Parution : Canadian Literature 53, Vancouver, University of British Columbia, 1972, p. 60-80.
Même si la majeure partie des contes québécois proviennent du folklore français, ils s’en distinguent par le contenu religieux qui les caractérise, affirme d’entrée de jeu Jean Rigault. En s’attardant surtout au merveilleux chrétien que l’on rencontre dans la plupart des récits, l’essayiste croit pouvoir mettre à nu l’âme québécoise en analysant les situations, les commentaires et les leçons de morale que renferment ces récits. À l’aide d’exemples tirés du corpus qui viennent étayer son étude, Rigault passe en revue les valeurs véhiculées par le conteur qu’on peut regrouper sous un seul vocable : la morale chrétienne. À tour de rôle donc, l’essayiste va épiloguer sur les valeurs suivantes : la priorité du divin sur l’humain, la charité, la résignation, le courage, la modestie (qui s’adresse surtout aux femmes), la fidélité, le « culte » des enfants, le respect des personnes, des objets et des gestes saints.
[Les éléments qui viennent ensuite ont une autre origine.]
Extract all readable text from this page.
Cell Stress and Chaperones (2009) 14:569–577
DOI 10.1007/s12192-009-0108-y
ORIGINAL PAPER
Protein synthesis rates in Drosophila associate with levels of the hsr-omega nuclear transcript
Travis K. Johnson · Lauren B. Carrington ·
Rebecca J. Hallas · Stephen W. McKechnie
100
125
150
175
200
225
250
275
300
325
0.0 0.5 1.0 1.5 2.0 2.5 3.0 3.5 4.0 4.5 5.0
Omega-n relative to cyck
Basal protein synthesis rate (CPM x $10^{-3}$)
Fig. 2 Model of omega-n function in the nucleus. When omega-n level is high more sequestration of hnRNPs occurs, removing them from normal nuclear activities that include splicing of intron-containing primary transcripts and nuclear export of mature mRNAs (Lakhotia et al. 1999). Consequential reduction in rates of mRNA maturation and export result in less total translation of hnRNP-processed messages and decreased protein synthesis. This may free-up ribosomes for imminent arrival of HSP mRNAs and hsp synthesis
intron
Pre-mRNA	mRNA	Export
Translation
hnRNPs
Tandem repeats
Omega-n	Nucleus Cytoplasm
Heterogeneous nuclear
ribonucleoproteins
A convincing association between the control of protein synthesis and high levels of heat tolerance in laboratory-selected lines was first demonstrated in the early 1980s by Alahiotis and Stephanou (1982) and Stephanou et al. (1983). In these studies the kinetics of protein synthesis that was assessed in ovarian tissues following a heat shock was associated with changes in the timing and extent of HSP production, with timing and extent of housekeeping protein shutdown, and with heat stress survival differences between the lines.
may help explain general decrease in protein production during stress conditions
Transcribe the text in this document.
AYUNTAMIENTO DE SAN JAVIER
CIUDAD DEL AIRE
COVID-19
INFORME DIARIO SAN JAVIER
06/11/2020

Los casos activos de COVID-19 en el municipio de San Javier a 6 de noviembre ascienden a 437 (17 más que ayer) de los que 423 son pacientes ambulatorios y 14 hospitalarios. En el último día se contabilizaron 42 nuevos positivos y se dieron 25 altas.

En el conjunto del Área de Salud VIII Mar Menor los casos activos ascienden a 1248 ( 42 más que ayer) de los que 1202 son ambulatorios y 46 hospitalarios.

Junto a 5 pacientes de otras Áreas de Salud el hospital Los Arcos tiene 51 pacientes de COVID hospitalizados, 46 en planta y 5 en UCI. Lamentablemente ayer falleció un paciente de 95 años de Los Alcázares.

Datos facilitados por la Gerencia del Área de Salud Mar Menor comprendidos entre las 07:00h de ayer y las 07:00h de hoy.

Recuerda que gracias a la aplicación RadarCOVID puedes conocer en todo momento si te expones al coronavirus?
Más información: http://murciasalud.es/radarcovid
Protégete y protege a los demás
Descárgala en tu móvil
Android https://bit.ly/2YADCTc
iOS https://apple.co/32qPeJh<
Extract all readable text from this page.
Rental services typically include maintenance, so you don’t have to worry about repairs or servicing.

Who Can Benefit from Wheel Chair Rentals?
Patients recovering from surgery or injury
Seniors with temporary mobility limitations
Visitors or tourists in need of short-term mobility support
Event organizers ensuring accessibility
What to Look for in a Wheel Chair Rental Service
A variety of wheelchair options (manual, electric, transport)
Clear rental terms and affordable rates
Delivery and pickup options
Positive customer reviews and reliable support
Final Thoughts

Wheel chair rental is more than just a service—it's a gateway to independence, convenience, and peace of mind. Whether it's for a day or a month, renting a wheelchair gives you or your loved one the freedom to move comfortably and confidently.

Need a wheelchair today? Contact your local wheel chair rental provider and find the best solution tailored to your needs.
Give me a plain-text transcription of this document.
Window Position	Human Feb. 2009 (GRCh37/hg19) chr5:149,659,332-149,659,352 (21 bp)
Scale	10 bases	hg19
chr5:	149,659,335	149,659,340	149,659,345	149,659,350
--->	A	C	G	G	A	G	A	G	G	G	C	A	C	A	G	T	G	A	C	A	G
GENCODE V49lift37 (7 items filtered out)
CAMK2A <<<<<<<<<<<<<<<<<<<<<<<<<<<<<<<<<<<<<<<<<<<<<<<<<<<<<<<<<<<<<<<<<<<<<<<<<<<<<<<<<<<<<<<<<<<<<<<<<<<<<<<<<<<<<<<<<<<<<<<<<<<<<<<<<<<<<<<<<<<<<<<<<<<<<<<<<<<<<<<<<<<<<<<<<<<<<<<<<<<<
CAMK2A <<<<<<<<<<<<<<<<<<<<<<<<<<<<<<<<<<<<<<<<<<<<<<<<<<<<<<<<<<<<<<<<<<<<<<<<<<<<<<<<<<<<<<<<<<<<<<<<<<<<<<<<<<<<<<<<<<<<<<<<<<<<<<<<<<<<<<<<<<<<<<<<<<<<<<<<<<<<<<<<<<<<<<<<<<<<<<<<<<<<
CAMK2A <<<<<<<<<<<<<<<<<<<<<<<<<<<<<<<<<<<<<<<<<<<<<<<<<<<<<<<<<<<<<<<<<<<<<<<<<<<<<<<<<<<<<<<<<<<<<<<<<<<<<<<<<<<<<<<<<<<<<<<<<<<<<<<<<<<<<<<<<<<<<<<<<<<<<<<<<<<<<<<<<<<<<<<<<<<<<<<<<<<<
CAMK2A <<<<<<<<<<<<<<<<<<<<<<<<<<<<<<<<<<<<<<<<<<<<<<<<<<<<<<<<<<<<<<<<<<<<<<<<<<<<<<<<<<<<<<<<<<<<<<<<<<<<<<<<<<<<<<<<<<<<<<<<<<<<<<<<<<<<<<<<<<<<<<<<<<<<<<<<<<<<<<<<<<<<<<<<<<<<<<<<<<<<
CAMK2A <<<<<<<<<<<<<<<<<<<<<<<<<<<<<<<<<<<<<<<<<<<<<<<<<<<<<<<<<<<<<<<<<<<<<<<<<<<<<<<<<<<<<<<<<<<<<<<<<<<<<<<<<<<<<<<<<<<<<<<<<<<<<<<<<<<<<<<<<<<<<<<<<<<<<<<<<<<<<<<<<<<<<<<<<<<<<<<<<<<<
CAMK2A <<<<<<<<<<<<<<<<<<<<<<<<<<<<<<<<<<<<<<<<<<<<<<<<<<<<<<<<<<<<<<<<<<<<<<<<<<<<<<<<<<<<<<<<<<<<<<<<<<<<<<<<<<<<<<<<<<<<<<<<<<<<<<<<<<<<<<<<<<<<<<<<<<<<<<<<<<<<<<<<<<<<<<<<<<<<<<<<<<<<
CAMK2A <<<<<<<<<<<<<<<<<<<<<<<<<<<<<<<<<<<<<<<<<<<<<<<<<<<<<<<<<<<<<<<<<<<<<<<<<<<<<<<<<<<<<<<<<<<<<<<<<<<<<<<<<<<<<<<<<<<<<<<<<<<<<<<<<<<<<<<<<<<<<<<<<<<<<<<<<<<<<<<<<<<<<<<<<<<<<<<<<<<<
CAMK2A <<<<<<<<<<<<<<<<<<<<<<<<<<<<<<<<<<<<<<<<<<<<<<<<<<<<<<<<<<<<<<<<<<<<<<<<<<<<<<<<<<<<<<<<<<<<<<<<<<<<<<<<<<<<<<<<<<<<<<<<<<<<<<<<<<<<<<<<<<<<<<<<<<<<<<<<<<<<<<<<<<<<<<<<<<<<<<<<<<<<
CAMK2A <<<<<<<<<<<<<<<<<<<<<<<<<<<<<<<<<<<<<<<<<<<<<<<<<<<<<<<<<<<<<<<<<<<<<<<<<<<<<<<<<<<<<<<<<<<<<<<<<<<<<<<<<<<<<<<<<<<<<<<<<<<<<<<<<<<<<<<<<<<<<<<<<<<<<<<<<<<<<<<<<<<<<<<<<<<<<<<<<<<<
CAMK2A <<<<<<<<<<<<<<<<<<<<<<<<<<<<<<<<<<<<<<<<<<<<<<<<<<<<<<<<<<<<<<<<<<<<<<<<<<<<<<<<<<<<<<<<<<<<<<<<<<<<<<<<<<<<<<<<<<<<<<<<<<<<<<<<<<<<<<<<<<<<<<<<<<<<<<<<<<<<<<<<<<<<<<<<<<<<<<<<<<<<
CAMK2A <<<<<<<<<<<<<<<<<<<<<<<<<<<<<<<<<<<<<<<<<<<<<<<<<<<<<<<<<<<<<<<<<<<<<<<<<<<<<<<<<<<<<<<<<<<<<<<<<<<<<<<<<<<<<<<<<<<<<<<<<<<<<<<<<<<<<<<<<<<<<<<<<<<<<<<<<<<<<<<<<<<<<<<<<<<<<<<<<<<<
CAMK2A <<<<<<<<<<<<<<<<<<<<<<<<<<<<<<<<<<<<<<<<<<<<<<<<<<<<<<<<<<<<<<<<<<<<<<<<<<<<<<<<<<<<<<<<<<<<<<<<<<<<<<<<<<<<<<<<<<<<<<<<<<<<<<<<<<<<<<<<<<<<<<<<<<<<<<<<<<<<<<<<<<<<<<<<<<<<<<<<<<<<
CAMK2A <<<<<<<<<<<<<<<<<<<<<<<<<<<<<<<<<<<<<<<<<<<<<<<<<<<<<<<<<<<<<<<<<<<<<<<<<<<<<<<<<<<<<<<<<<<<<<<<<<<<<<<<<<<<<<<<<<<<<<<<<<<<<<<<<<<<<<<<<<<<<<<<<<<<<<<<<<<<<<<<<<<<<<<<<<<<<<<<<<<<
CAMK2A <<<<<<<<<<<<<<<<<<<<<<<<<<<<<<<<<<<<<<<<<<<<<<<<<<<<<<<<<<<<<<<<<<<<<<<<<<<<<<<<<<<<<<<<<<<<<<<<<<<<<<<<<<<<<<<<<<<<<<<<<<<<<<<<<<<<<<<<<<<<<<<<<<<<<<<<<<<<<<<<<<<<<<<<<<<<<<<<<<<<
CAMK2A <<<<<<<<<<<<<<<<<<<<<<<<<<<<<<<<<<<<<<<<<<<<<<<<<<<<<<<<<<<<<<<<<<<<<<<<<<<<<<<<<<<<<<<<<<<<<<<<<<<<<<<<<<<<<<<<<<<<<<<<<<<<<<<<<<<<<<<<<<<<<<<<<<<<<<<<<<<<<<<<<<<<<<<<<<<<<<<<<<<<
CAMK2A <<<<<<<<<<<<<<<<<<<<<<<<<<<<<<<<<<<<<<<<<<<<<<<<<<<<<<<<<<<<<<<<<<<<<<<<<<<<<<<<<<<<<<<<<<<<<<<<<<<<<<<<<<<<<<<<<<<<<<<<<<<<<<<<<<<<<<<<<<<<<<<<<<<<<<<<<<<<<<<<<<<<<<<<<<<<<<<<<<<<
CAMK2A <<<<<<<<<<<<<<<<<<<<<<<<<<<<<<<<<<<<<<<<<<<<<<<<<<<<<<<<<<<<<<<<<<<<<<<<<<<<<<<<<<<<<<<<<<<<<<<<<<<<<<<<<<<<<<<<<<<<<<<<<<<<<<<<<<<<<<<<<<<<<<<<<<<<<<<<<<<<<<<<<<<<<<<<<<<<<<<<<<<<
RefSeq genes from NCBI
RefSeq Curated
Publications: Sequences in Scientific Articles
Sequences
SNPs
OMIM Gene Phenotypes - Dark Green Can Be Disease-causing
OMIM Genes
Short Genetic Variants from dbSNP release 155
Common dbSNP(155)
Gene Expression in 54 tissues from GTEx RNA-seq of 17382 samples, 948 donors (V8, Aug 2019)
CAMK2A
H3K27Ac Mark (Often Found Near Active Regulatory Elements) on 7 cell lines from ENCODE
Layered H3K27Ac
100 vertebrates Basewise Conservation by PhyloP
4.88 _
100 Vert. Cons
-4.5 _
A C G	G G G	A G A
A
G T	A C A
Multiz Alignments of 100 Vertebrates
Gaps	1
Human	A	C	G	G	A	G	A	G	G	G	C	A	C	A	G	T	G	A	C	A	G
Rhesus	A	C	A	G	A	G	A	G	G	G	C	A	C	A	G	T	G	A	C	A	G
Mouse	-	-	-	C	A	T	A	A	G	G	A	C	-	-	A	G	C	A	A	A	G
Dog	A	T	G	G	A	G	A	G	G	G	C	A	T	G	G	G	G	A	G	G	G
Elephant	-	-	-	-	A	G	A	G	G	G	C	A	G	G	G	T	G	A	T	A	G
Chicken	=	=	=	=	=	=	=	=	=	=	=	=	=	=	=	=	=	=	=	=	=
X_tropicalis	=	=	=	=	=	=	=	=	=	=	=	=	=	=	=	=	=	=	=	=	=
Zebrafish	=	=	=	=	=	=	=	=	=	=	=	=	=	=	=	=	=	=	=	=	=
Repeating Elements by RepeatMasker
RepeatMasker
Dans la seconde partie de son essai, l’auteur sonde cette fois l’âme du pays – après celle du paysan canadien-français – en répertoriant les principales figures du conte au XIXe siècle qui fondent un monde où le naturel et le surnaturel se côtoient et se mêlent. Satan est sans contredit le héros du récit au Québec. Cependant, certaines créatures de la mythologie païenne d’origine européenne sont introduites dans le conte chrétien : les feux follets, les loups-garous, les lutins, les sorciers, les revenants. Le folklore indien a aussi fourni à la littérature orale québécoise quelques figures comme la jongleuse et le mahoumet.
En conclusion, Rigault estime que, malgré l’emprise de la foi et de la morale religieuse, le conte au Québec est assez optimiste et révèle chez le paysan « un tempérament à la fois actif et rêveur ».
Source : Janelle, Claude, Le XIXe siècle fantastique en Amérique française, Alire, p. 252-253.